"La meticulosidad conduce a menudo a la tiranía" (Rudolf Allers)



lunes, 26 de julio de 2010

DULCE DESAYUNO EN LJUBLJANA

Anna o Irena, da igual, nos vio entrar en la panadería bajo un cartel amarillo. Como los campos de cereales, pensé. El mostrador era lo suficientemente bajo como para dejar ver gran parte de su cuerpo y, por supuesto, su cara.

Llevaba varios días en Ljubljana buscando algo que escribir, así que pensé: ¿Puede un cabello tan rubio casi convertirse en blanco, como una montaña nevada? ¿Y unos ojos tan azules hacer que den ganas de bañarse en ellos como en un día de calor?. Era evidente que no estaba en racha. Me parecieron aproximaciones sin valor a unas palabras que debían merecer aún más la pena. ¿Y puede una nariz tan imperfecta sumar en lugar de restar hasta lograr un conjunto armónico y gracioso?, volví a pensar.

Sí, y más aún cuando la risa no abandona la mirada durante un par de minutos. Lo que se tarda en decidir entre un bollo de queso y un donut de chocolate.

- ¿Esto es queso?- pregunté.
- Excuse me?.
- Cheese – y con las manos hice un gesto para recrear un queso imaginario.
- Oh, yes.

Y dijo algo más mientras nos miraba, pero no se le entendía nada, porque se estaba partiendo de risa. Yo la observaba risueño también porque me volvía a explicar que el bollo era de queso. Pero ya me daba igual lo que había en los mostradores. Un donut, this one, prosim.

Lo volvió a intentar, pero de nuevo estalló su risa ¡Dime!, ¿1,20 euros?. ¡Ah, uno con veinte!. Subía y bajaba la cabeza, dirigida por un boca de dientes blancos, sobre la que reposaba una nariz imperfecta, bajo unos ojos en los que me bañaría en una tarde de calor, para luego secarme tumbado en la ladera de una montaña nevada donde crecen campos de cereales.

Todo ocurrió así de rápido. El donut estaba realmente bueno, creo que volveré mañana. Pensé.

MIGAS Y HORMIGAS

Hace mucho tiempo que las hormigas decidieron trasladarse a la grieta que se abre entre el número 8 de la calle Claudio Coello y la acera, justo al otro lado del subterráneo que comunica con el Parque del Retiro, su antigua morada. La razón fue puramente práctica. La panadería contigua al nuevo hormiguero les suministra a diario sobras que nunca se agotan y para las que apenas hay que recorrer dos metros de distancia.

-Eso es el progreso, pero la pregunta es ¿cuánto estamos dispuestos a pagar por ello? –se pregunta un hombre.

Con el periódico en la mano y blandiendo una barra de pan en la otra, dibuja una interrogación en el viento, mientras otro, frente a él, le da la razón con sutiles movimientos de cabeza y con más silencios que palabras.
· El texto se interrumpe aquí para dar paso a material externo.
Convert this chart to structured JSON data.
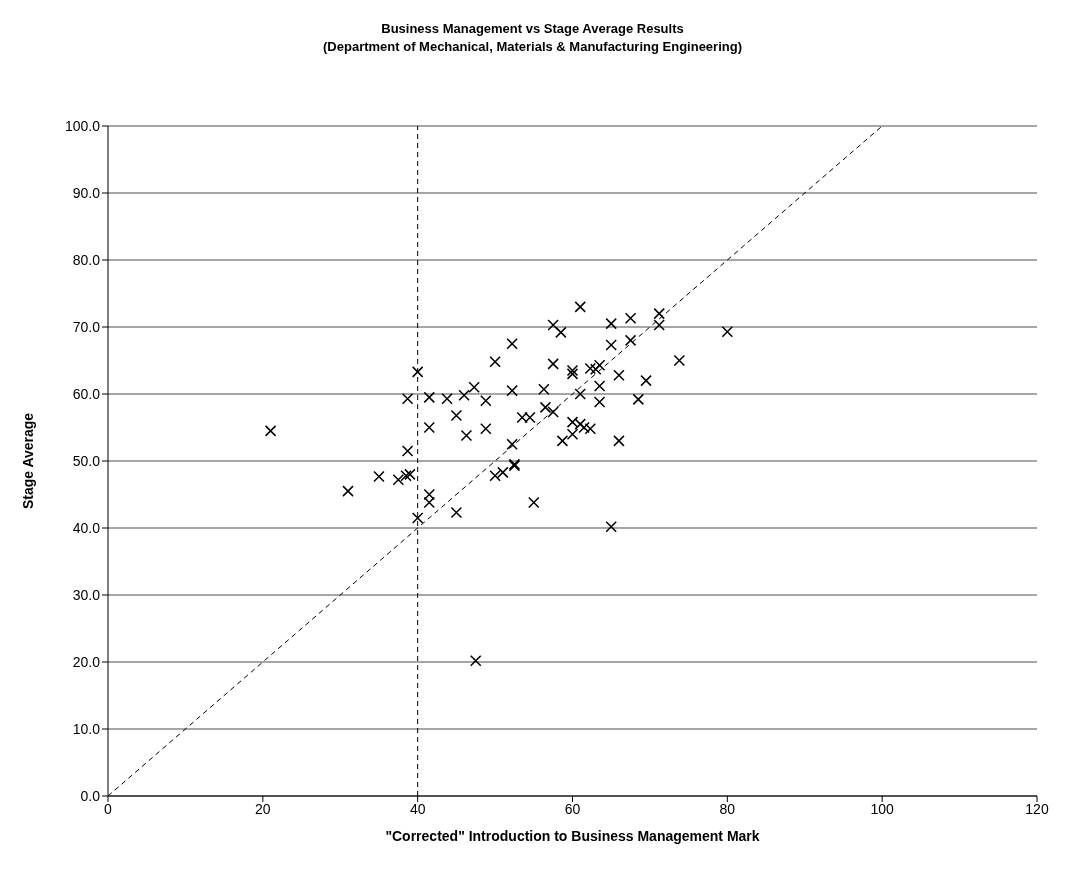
{
  "chart_data": {
    "type": "scatter",
    "title": "Business Management vs Stage Average Results",
    "subtitle": "(Department of Mechanical, Materials & Manufacturing Engineering)",
    "xlabel": "\"Corrected\" Introduction to Business Management Mark",
    "ylabel": "Stage Average",
    "marker": "cross",
    "grid": "y",
    "legend": false,
    "xlim": [
      0,
      120
    ],
    "xticks": [
      0,
      20,
      40,
      60,
      80,
      100,
      120
    ],
    "ylim": [
      0,
      100
    ],
    "yticks": [
      {
        "value": 0,
        "label": "0.0"
      },
      {
        "value": 10,
        "label": "10.0"
      },
      {
        "value": 20,
        "label": "20.0"
      },
      {
        "value": 30,
        "label": "30.0"
      },
      {
        "value": 40,
        "label": "40.0"
      },
      {
        "value": 50,
        "label": "50.0"
      },
      {
        "value": 60,
        "label": "60.0"
      },
      {
        "value": 70,
        "label": "70.0"
      },
      {
        "value": 80,
        "label": "80.0"
      },
      {
        "value": 90,
        "label": "90.0"
      },
      {
        "value": 100,
        "label": "100.0"
      }
    ],
    "ref_lines": [
      {
        "axis": "x",
        "value": 40,
        "color": "#000000",
        "line_style": "dashed"
      }
    ],
    "series": [
      {
        "color": "#000000",
        "x": [
          21,
          31,
          35,
          37.5,
          38.5,
          38.7,
          38.7,
          39,
          40,
          40,
          41.5,
          41.5,
          41.5,
          41.5,
          43.8,
          45,
          45,
          46,
          46.3,
          47.3,
          47.5,
          48.8,
          48.8,
          50,
          50,
          51,
          52.2,
          52.2,
          52.2,
          52.5,
          52.5,
          53.5,
          54.5,
          55,
          56.3,
          56.5,
          57.5,
          57.5,
          57.5,
          58.5,
          58.7,
          60,
          60,
          60,
          60,
          61,
          61,
          61,
          61.5,
          62.3,
          62.3,
          63,
          63.5,
          63.5,
          63.5,
          65,
          65,
          65,
          66,
          66,
          67.5,
          67.5,
          68.5,
          69.5,
          71.2,
          71.2,
          73.8,
          80
        ],
        "values": [
          54.5,
          45.5,
          47.7,
          47.2,
          47.8,
          59.3,
          51.5,
          48,
          63.3,
          41.5,
          59.5,
          55,
          45,
          43.8,
          59.3,
          56.8,
          42.3,
          59.8,
          53.8,
          61,
          20.2,
          59,
          54.8,
          64.8,
          47.8,
          48.3,
          67.5,
          60.5,
          52.5,
          49.5,
          49.3,
          56.5,
          56.5,
          43.8,
          60.7,
          58,
          70.3,
          64.5,
          57.3,
          69.2,
          53,
          63.5,
          63,
          55.8,
          54,
          73,
          60,
          55.5,
          55,
          63.8,
          54.8,
          63.7,
          64.3,
          61.2,
          58.8,
          70.5,
          67.3,
          40.2,
          62.8,
          53,
          71.3,
          68,
          59.2,
          62,
          72,
          70.3,
          65,
          69.3
        ]
      },
      {
        "type": "line",
        "color": "#000000",
        "line_style": "dashed",
        "marker": "none",
        "x": [
          0,
          100
        ],
        "values": [
          0,
          100
        ]
      }
    ]
  }
}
Sin prisa, ambos hablan del cambio climático, sobre la necesidad de ponerse en marcha cuanto antes, ya que el tiempo apremia.
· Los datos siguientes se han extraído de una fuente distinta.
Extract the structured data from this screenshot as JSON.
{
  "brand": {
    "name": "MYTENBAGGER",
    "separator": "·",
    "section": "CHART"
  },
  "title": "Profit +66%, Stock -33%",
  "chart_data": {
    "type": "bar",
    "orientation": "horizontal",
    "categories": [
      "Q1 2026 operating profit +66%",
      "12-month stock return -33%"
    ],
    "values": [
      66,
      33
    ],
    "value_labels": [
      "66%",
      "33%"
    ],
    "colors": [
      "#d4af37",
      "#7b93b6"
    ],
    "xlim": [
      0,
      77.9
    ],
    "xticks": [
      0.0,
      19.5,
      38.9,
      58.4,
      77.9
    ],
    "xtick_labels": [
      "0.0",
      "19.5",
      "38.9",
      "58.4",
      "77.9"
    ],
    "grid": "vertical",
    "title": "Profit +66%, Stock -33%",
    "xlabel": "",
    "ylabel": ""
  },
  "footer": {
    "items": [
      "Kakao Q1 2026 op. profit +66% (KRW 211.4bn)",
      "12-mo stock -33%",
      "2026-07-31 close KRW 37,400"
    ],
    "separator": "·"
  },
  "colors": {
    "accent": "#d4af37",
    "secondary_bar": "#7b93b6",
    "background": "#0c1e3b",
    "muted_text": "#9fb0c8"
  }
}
A sus pies, una hormiga con la boca hambrienta de bollería industrial (vaya invento, piensa su ser más desarrollado) y las antenas en nervioso movimiento espera ansiosa a que caiga alguna miga. Al rato, mientras pierde la esperanza, escucha el impulso de su propia naturaleza y, como cada día, corre a cruzar el subterráneo para reencontrarse con el parque.
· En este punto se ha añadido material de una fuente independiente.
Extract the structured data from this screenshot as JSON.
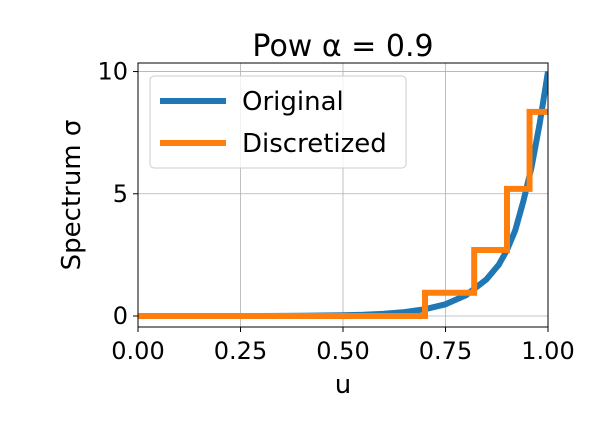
{
  "chart_data": {
    "type": "line",
    "title": "Pow α = 0.9",
    "xlabel": "u",
    "ylabel": "Spectrum σ",
    "xlim": [
      0.0,
      1.0
    ],
    "ylim": [
      -0.45,
      10.35
    ],
    "grid": true,
    "legend": {
      "placement": "top-left"
    },
    "x_ticks": [
      0.0,
      0.25,
      0.5,
      0.75,
      1.0
    ],
    "x_tick_labels": [
      "0.00",
      "0.25",
      "0.50",
      "0.75",
      "1.00"
    ],
    "y_ticks": [
      0,
      5,
      10
    ],
    "y_tick_labels": [
      "0",
      "5",
      "10"
    ],
    "series": [
      {
        "name": "Original",
        "color": "#1f77b4",
        "kind": "curve",
        "x": [
          0.0,
          0.1,
          0.2,
          0.3,
          0.4,
          0.5,
          0.55,
          0.6,
          0.65,
          0.7,
          0.75,
          0.8,
          0.85,
          0.88,
          0.9,
          0.92,
          0.94,
          0.96,
          0.98,
          1.0
        ],
        "y": [
          0.0,
          0.0,
          0.0,
          0.0,
          0.01,
          0.03,
          0.05,
          0.09,
          0.16,
          0.28,
          0.48,
          0.85,
          1.5,
          2.1,
          2.7,
          3.5,
          4.7,
          6.1,
          7.9,
          10.0
        ]
      },
      {
        "name": "Discretized",
        "color": "#ff7f0e",
        "kind": "step",
        "x": [
          0.0,
          0.7,
          0.7,
          0.82,
          0.82,
          0.9,
          0.9,
          0.955,
          0.955,
          1.0
        ],
        "y": [
          0.0,
          0.0,
          0.95,
          0.95,
          2.7,
          2.7,
          5.2,
          5.2,
          8.35,
          8.35
        ]
      }
    ]
  }
}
Por fin, recorre la distancia oscura y sale al exterior en El Retiro. Pero, antes de avanzar un poco más, se queda mirando las copas de los árboles y trata de destilar una emoción. Dejémosla pensar.

Ya de vuelta, la hormiga se siente satisfecha de su escapismo. Saborea el bálsamo que proporciona dar rienda suelta a lo más primitivo y sucumbir al poder de los instintos, nos lleven donde nos lleven. Es duro subir la rampa del subterráneo antes de llegar al hormiguero.

La hormiga se percata de que aquellos hombres siguen allí, y uno, barra de pan en mano, sostiene que lo del desarrollo sostenible de las ciudades hay que empezar a tomárselo en serio, antes de que sea demasiado tarde. Ella hace una última parada para ver si le caen algunas migajas. Al parecer el calentamiento global ya se está haciendo notar y no hay tiempo que perder. Menos mal que aún existen parques como El Retiro, auténticos pulmones para los urbanitas.

Esta vez la hormiga no espera tanto tiempo y prefiere seguir rumbo a casa. Antes de entrar por la grieta de la ciudad se detiene un momento en un último esfuerzo por sublimar la emoción que en cada ocasión le produce el trayecto. El caso es que cuando sale del subterráneo al Retiro se siguen oyendo los coches, pero cuando vuelve a emerger en Claudio Coello ya no se escuchan los pájaros.